2005-03-11 / Community

Beachcomber

A few weeks ago, The Wave did a story on gang activity at MS 198 and noted that there was a possibility that the action was moving to other peninsula schools as well. The Department of Education said that “there were no new issues at the school,” and that the gangs did not exist. Just last week, however, a semi-secret (neither the public nor the press were invited) meeting was held at MS 53 with the main agenda topic being gangs in the schools. All the Rockaway middle schools, school safety officials and NYPD officials were at the meeting as well as people from the District Attorney’s gang unit, we have been told.

What do people who plan to move to Rockaway expect in the way of amenities? One clue might be found in an email that The Wave received this week from a Texas woman. “I am excited to see a Newcomer’s Guide for Rockaway published,” she said. “Our family is relocating to New York and Rockaway might be the place for us.” She then asked a number of questions about Rockaway. Unfortunately, the answer to most of them is a sad No. She asks, “Does Rockaway have any hotel accommodations? Is there a community college or branch college in Rockaway? Is there a nationwide shopping center with stores like Home Depot, Target, K-Mart? Is there a movie theater or a ice/roller skating rink or other such activities? What is the school rating? Does Rockaway pay Long Island Home taxes or NYC taxes? All of our politicians know the answer to these questions. Our question is, what are they going to do about it?

The Rockaway Museum will host a workshop featuring the Celtic music of Celeste Ray and her Psaltery, an ancient Celtic instrument. The workshop, which is free to all, will be held at the Seaside Branch of the Queens Public Library, Beach 117 Street and Rockaway Beach Boulevard on Wednesday, March 16 at 3:30 p.m.

This is going to be a long campaign season. The election for mayor is still nearly 10 months away and the campaign has already heated up to the boiling point. Many experts believe that Bloomberg has spent lots of the political capital that comes from being the incumbent on his push for a new stadium on the west side of Manhattan. In any case, the latest polls show that, if the election were this week, Democrat Fernando Ferrer would beat Bloomberg by 47 to 39 percentage points. Bloomberg would beat any of the other Democratic candidates, however. The poll shows the mayor beating Virginia Fields by 41 to 38 percent; Giff Miller by 40 to 38 percent and Tony Weiner by 41 to 36 percent. We still have a long way to go, and anything can happen and probably will prior to the November election. By the way, Ferrer leads all Democrats with 40 percent of the tally in the poll, with all the others losing out to “Don’t Know,” which holds 20 percent of the vote. Weiner and Miller are tied at 12 percent with Fields slightly ahead at 14 percent. About two percent of the Democratic voters said they wouldn’t vote for anybody in the field.
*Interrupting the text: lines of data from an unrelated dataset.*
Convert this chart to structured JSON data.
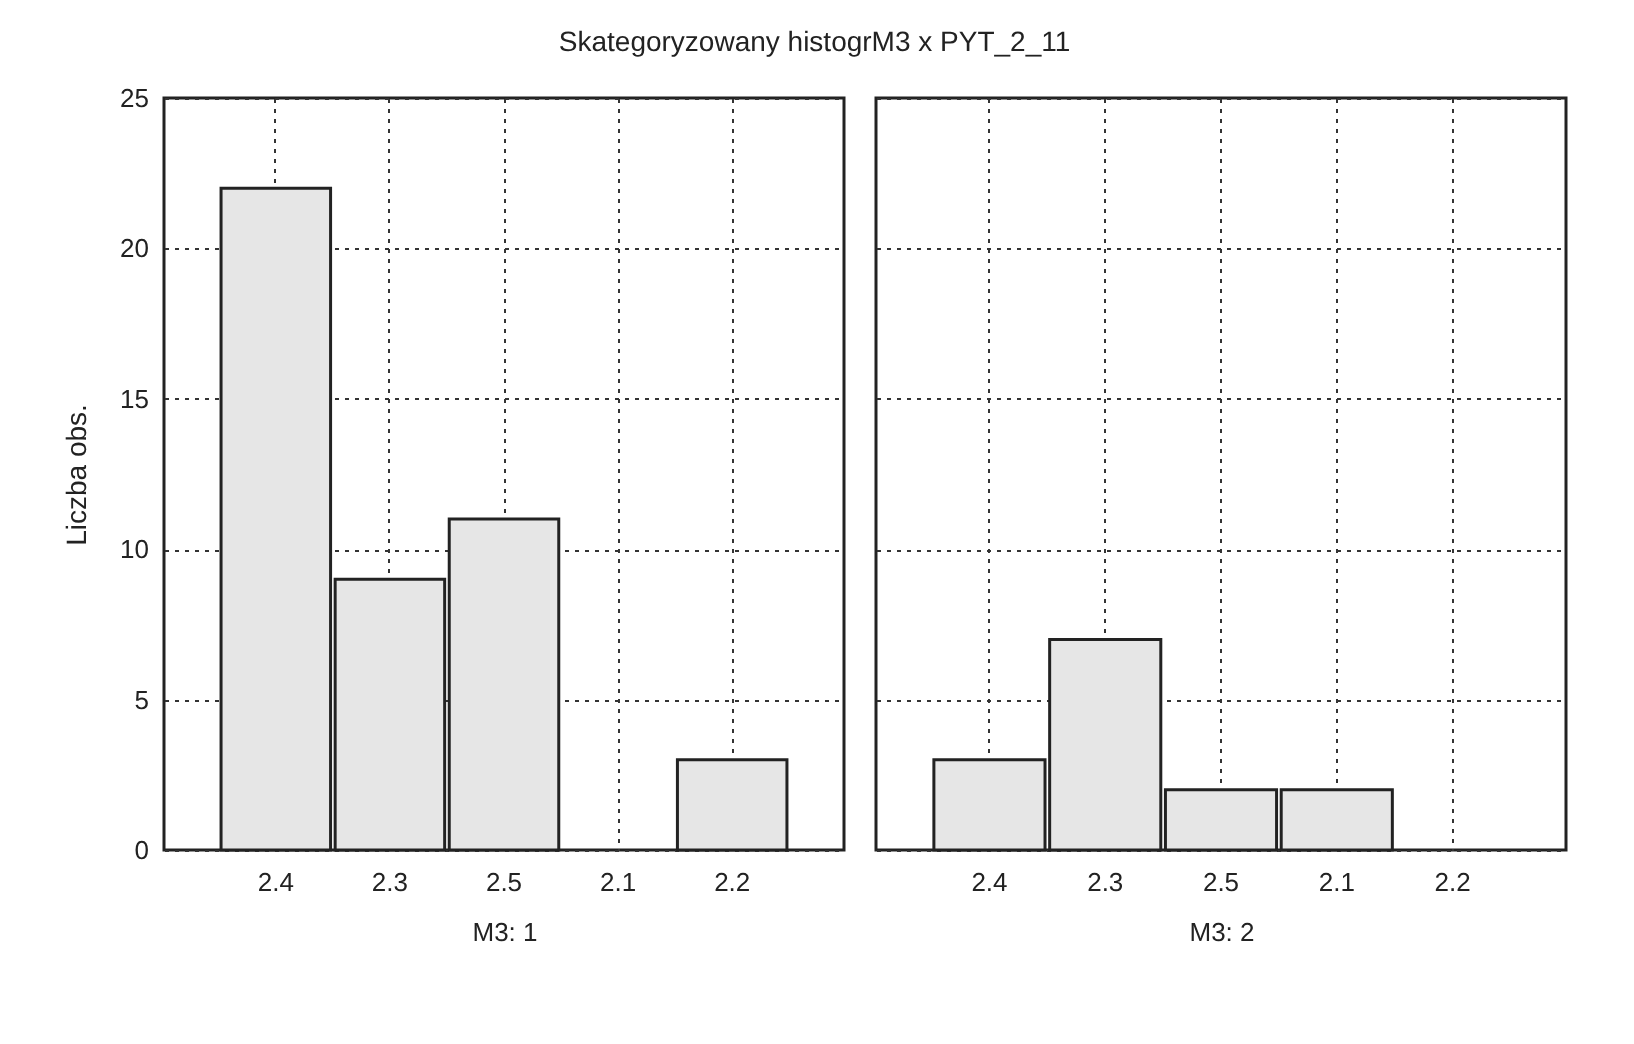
{
  "chart_data": [
    {
      "type": "bar",
      "title": "Skategoryzowany histogrM3 x PYT_2_11",
      "ylabel": "Liczba obs.",
      "xlabel": "M3: 1",
      "categories": [
        "2.4",
        "2.3",
        "2.5",
        "2.1",
        "2.2"
      ],
      "values": [
        22,
        9,
        11,
        0,
        3
      ],
      "color": "#e6e6e6",
      "ylim": [
        0,
        25
      ],
      "yticks": [
        0,
        5,
        10,
        15,
        20,
        25
      ],
      "grid": true
    },
    {
      "type": "bar",
      "xlabel": "M3: 2",
      "categories": [
        "2.4",
        "2.3",
        "2.5",
        "2.1",
        "2.2"
      ],
      "values": [
        3,
        7,
        2,
        2,
        0
      ],
      "color": "#e6e6e6",
      "ylim": [
        0,
        25
      ],
      "yticks": [
        0,
        5,
        10,
        15,
        20,
        25
      ],
      "grid": true,
      "tick_labels": "x"
    }
  ]
}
Last week, in his “From The Editor’s Desk,” Managing Editor Howard Schwach outlined some of the reasons for using or not using photographs in the paper. This week, Newsweek magazine ran a front cover that showed a well-dressed, renewed Martha Stewart walking through some golden drapes to freedom. Problem is, only the head in the photo was Stewart’s. The body the head rested on was that of a model hired by the magazine for the cover picture. The inside of the magazine listed the cover as a “Photo Illustration,” but even those in the business did not understand that to mean that it was a doctored photo. We believe that it is wrong for journalists to alter reality by manipulating images to make an editorial point. We would never do it and would hope that other journalists would likewise agree that Newsweek was wrong.

As another example of the Department of Education’s commitment to parental input, the committee studying gifted and talented education is comprised of bureaucrats, teachers and administrators. There is not one parent on the committee and there is no expectation that one will be appointed in the near future. A recent on-line poll showed that nearly half of city residents believe that the city schools are “on the wrong track,” despite the mayor’s takeover plans. Slightly more than 30 percent believe the mayor’s plan is the way to go. And, less than ten percent believe that their neighborhood school is “excellent,” with 25 percent believing that their neighborhood school is “fair.”

The 27th annual Rockaway Rotary Ocean Run, sponsored by Sweet ‘n Low, will be held on the boardwalk, beginning at Beach 116 Street on Sunday, May 1 at 10 a.m. There will be two races that morning – a ΒΌ mile children’s race and then a 5K race for all-comers. The post race party and awards will be held at the Irish Circle.

Newsday recently rated the best pizza places in New York City. While nobody in Rockaway made the list, Gino’s Pizza on Cross Bay Boulevard in Howard Beach did. The paper admits that its ratings might not be 100 percent correct and that the city “is crowded with great pies.”

The Port Authority is continuing its program of soundproofing schools that are impacted by the airports in Queens. Funding was just approved for the soundproofing of nineteen more public and parochial schools, including three in Rockaway. They are Beach Channel High School, MS 180 and MS 198. Most of the peninsula’s elementary schools have already been soundproofed in past years. According to the Port Authority, the soundproofing of BCHS will cost $14.4 million, while MS 180 will cost $100 thousand and MS 198, $500 thousand.

Congratulations to Cornelia (Connie) Taylor, long-time housing and education activist who has helped numerous local residents solve their problems for being named Newsday’s “Everyday Hero” last week. Taylor, 84, has been a tireless worker for those in public housing on the peninsula for at least three decades. Well Done!